Configuring alerts in UQL
There are two primary components to set up an alert in Lightstep Observability using UQL: the query and the alert configuration. Using UQL to express the query in the editor allows you to write powerful and precise queries. The alert configuration, below the query editor, is where you set thresholds for when the alert should fire.
Examples
Basic threshold alerts
Metric value
Let’s say you want an alert that fires if disk usage for a service is above 85%. The gauge metric, disk.percent_used
reports the disk utilization as a float between 0 and 100. By grouping by service
and using the max
aggregator, you ensure that the alert will fire if any service has a disk usage percentage above 85%. The final reducer (reduce 10m, mean
) smooths out the data further, reducing the likelihood of a flappy alert - it only alerts if the average over the last 10 minutes is above 85%.
Disk usage alert
1
2
3
4
metric disk.percent_used |
latest 30s, 30s | // this aligner is required, because it's a gauge metric
group_by [service], max |
reduce 10m, mean
To ensure the alert fires if the disk usage is above 85% over the last 10 minutes, use the UI to send a notification when any value is above 85.
Latency
You can also define latency SLOs using UQL. If you want to be alerted when latency for the ingress
operation for the api-proxy
service is above 1000ms, you can write a latency spans
query that is filtered to an operation and service, and excludes errored requests.
Latency SLO
1
2
3
4
5
6
spans latency |
delta 1h |
// look at the ingress operation for the api-proxy service and exclude "bad" requests
filter operation == "ingress" && service == "api-proxy" && http.status_class != "4xx" && error != true |
group_by [], sum |
point percentile(value, 99.0) // take the 99th percentile of latency
Like with all UQL alerts, you use the UI to set the threshold for the alert to send a notification when any value is above 1000ms.
Error percentage alerts
When you want an alert to fire if the rate of errors for a service is above a certain threshold, you can write an error percentage alert that takes the ratio of spans for a service that have the tag error=true
against all spans for that service.
Error percentage
1
2
3
4
with
errors = spans count | delta | filter service == warehouse && error == true | group_by [], sum;
total = spans count | delta | filter service == warehouse | group_by [], sum;
join errors/total * 100
Like with all UQL alerts, you set the threshold using the UI.
Percentage change
When you have fairly predictable daily traffic patterns for an endpoint and want to be alerted if that pattern changes, you can write a “seasonality” alert.

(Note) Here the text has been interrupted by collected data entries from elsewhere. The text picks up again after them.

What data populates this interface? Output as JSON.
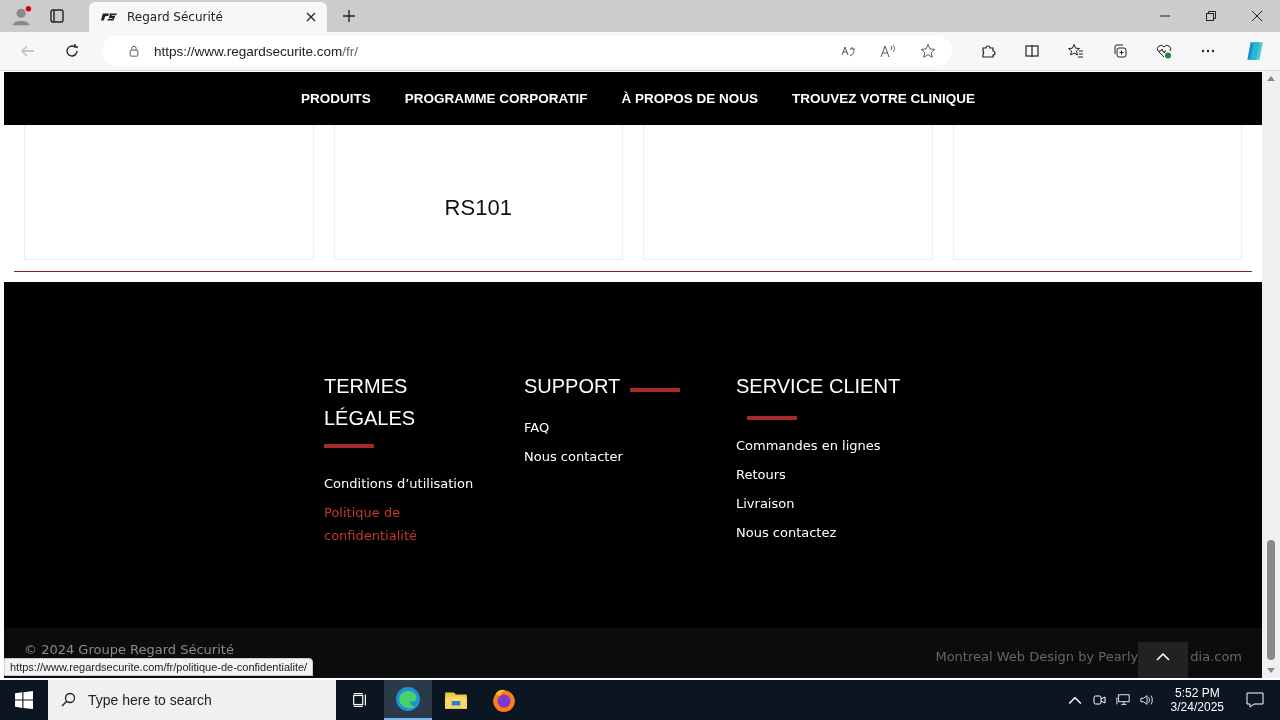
{
  "browser": {
    "tab_title": "Regard Sécurité",
    "url_host": "https://www.regardsecurite.com",
    "url_path": "/fr/"
  },
  "nav": [
    "PRODUITS",
    "PROGRAMME CORPORATIF",
    "À PROPOS DE NOUS",
    "TROUVEZ VOTRE CLINIQUE"
  ],
  "cards": [
    {
      "kind": "empty"
    },
    {
      "kind": "labeled",
      "label": "RS101"
    },
    {
      "kind": "empty"
    },
    {
      "kind": "empty"
    }
  ],
  "footer": {
    "columns": [
      {
        "title": "TERMES LÉGALES",
        "links": [
          {
            "text": "Conditions d’utilisation",
            "selected": false
          },
          {
            "text": "Politique de confidentialité",
            "selected": true
          }
        ]
      },
      {
        "title": "SUPPORT",
        "links": [
          {
            "text": "FAQ",
            "selected": false
          },
          {
            "text": "Nous contacter",
            "selected": false
          }
        ]
      },
      {
        "title": "SERVICE CLIENT",
        "links": [
          {
            "text": "Commandes en lignes",
            "selected": false
          },
          {
            "text": "Retours",
            "selected": false
          },
          {
            "text": "Livraison",
            "selected": false
          },
          {
            "text": "Nous contactez",
            "selected": false
          }
        ]
      }
    ],
    "copyright": "© 2024 Groupe Regard Sécurité",
    "credit_start": "Montreal Web Design by Pearly",
    "credit_end": "dia.com"
  },
  "status_url": "https://www.regardsecurite.com/fr/politique-de-confidentialite/",
  "taskbar": {
    "search_placeholder": "Type here to search",
    "time": "5:52 PM",
    "date": "3/24/2025"
  }
}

In this example, the season is short - just a day. The alert will fire if the current number of requests, averaged over the last hour, differs by more than 20% from yesterday’s average (over the same hour window).
Seasonality alert
1
2
3
4
with
req = metric requests | reduce 1h, mean | group_by [], mean;
baseline = metric requests | time_shift 1d | reduce 1h, mean | group_by [], mean;
join abs((req-baseline)/baseline) * 100
Like with all UQL alerts, you set the threshold in the UI to send an alert if the percentage change is over 20%.
Standard deviation
Instead of alerting if the number of requests has changed by some percentage since yesterday, you can instead alert if the current number of requests is more than 2 standard deviations from the mean over the last day. To calculate this, you need 3 time series: the current number of requests, the average over the last day, and the standard deviation over the last day.
Standard deviation
1
2
3
4
5
with
average = metric requests | delta 30s, 30s | group_by [], sum | reduce 1d, mean;
standard_dev = metric requests | delta 30s, 30s | group_by [], sum | reduce 1d, std_dev;
actual = metric requests | delta | group_by [], sum;
join abs(actual - average)/standard_dev
Because you’re taking the absolute value in the query, you don’t need to set both an “above” and “below” threshold. The alert fires if the value is more than 2 standard deviations from the mean.